No era el japonés típico. Por ejemplo, había viajado muchísimo, pero siempre solo y sin cámara de fotos.
—Son cosas que no cuento a los demás. Si mis padres hubieran sabido que me marchaba solo, se habrían preocupado.
—¿Habrían pensado que estabas en peligro?
—No. Se habrían preocupado por mi salud mental. Aquí, que te guste viajar sin compañía es pasar por loco. En nuestra lengua, la palabra «solo» contiene una idea de desesperación.
—Sin embargo, en tu país hay eremitas famosos.
—Exacto. Se considera que, para amar la soledad, hay que ser bonzo.
—¿Por qué tus compatriotas nunca se agrupan tanto como en el extranjero?
—Les gusta ver a personas diferentes y, al mismo tiempo, sentirse seguros junto a sus semejantes.
—¿Y esa necesidad de fotografiarlo todo?
—No lo sé. Me pone nervioso, y más aún sabiendo que todos hacen las mismas fotografías. Quizás sea para demostrarse a sí mismos que no lo han soñado.

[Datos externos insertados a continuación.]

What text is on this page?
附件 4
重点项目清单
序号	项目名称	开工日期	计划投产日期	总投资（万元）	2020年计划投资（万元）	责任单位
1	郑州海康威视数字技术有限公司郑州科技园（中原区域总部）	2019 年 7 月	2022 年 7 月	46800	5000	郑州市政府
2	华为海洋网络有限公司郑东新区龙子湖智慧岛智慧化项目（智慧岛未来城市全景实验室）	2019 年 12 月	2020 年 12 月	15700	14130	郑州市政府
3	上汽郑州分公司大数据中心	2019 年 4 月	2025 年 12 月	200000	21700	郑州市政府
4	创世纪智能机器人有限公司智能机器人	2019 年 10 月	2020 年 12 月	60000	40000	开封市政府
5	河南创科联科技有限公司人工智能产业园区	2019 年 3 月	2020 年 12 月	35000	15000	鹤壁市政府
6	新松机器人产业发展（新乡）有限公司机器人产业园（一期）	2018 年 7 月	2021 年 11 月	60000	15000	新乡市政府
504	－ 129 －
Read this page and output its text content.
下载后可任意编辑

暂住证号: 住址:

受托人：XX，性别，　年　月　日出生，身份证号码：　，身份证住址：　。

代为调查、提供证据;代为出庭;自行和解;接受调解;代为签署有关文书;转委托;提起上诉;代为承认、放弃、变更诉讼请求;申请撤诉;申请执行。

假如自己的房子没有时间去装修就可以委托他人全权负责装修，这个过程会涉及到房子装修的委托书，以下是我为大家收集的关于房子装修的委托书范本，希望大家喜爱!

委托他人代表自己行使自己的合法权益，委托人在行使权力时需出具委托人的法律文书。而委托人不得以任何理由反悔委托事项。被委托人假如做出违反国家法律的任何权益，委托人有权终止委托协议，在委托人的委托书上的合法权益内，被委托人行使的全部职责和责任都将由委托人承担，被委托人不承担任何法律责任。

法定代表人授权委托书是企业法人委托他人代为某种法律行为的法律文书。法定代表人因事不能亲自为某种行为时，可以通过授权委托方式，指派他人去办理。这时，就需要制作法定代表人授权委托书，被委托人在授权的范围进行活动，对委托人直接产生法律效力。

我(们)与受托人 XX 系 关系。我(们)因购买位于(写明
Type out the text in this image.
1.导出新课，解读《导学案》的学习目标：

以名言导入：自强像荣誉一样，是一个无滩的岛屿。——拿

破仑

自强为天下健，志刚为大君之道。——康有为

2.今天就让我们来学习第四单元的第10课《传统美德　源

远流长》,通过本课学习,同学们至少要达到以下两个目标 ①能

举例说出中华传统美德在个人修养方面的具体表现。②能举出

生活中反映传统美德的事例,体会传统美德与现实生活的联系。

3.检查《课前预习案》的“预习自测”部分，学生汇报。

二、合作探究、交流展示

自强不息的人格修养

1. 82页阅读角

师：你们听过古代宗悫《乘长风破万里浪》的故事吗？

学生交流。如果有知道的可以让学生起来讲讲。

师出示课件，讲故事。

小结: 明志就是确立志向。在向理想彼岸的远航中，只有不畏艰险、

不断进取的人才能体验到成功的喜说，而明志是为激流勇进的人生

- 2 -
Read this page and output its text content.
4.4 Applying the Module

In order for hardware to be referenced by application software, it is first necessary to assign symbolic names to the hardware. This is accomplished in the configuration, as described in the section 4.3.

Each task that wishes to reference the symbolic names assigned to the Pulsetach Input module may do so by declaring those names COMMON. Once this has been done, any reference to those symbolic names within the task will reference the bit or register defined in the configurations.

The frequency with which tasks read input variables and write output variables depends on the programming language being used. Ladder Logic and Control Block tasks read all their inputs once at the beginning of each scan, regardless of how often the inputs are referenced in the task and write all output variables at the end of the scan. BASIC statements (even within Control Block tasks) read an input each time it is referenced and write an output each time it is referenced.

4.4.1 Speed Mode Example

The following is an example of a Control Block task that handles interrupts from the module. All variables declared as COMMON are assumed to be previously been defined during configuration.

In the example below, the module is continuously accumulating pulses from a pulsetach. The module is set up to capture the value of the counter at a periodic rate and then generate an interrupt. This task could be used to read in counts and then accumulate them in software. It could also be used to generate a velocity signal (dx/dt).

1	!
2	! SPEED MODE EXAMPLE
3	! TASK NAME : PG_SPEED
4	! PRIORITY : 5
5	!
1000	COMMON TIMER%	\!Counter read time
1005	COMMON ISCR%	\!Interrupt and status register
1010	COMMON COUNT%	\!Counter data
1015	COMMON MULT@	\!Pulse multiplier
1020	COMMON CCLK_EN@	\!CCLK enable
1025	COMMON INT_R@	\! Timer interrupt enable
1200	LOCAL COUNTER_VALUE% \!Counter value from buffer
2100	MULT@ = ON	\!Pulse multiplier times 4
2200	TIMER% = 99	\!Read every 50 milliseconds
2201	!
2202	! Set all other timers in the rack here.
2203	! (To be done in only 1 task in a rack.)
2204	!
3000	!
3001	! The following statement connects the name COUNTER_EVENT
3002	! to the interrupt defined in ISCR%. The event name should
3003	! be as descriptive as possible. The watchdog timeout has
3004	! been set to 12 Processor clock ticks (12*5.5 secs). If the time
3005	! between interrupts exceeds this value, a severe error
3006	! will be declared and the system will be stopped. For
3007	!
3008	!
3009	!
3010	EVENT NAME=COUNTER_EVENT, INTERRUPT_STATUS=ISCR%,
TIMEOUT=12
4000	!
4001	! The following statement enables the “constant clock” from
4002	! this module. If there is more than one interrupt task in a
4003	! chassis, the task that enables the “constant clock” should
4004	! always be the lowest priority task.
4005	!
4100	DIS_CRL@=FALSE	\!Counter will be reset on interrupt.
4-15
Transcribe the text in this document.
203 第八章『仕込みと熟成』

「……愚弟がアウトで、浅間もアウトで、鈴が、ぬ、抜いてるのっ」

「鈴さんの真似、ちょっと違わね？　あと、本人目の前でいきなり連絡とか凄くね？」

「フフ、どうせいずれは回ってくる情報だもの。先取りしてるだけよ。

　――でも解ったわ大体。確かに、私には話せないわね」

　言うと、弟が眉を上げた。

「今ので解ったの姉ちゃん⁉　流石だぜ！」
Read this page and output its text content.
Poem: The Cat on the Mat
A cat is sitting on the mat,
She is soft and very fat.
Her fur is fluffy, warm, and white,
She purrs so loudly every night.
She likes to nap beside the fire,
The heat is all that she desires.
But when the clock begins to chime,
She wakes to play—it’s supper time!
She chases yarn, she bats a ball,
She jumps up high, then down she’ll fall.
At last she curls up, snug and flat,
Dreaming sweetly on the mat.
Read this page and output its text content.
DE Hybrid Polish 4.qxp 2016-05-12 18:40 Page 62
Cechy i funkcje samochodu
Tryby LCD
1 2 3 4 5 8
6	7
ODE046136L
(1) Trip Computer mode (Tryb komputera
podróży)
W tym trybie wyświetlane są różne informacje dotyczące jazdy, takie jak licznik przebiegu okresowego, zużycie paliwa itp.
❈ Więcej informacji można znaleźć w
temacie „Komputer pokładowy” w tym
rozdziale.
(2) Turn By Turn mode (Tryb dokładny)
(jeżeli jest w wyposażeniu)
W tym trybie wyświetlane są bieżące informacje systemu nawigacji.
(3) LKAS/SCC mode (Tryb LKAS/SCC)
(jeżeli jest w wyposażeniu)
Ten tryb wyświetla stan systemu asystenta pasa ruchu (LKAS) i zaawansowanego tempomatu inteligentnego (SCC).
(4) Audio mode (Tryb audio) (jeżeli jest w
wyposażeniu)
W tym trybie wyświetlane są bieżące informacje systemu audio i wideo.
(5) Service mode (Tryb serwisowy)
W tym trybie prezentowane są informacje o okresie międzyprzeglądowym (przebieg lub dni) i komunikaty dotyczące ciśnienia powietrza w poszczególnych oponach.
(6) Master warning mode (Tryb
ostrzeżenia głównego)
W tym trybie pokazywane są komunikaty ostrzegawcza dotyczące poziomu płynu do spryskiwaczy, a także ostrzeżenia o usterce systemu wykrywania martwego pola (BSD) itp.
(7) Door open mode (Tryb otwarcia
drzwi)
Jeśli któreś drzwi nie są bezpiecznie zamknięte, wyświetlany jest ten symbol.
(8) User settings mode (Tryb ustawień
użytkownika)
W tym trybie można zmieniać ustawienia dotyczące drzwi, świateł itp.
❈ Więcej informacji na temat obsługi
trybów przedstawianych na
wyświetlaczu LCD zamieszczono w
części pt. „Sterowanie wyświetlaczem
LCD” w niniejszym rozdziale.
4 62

—Nunca te he visto con una cámara.
—No tengo.
—Tú que tienes todos los aparatos existentes, incluso un infiernillo para comer fondue suiza en una nave espacial, ¿no tienes cámara?
—No. No me interesa.
—Menudo Rinri.
Me preguntó por el sentido de esa expresión. Se lo expliqué. Le pareció tan extraño que, fascinado, empezó a repetir veinte veces al día: «Menuda Amélie».
Una tarde, se puso a llover bruscamente, y luego a granizar. Contemplaba el espectáculo por la ventana del edificio comentando:
—Mira, en Japón también hay aguaceros.
Detrás de mí escuché el eco de su voz que repetía:
—Aguacero.
Comprendí que acababa de descubrir aquella palabra, que el contexto le había definido el sentido y que la pronunciaba para fijarla en su mente. Me reí. Pareció entender mi diversión, ya que dijo:
—Menudo yo.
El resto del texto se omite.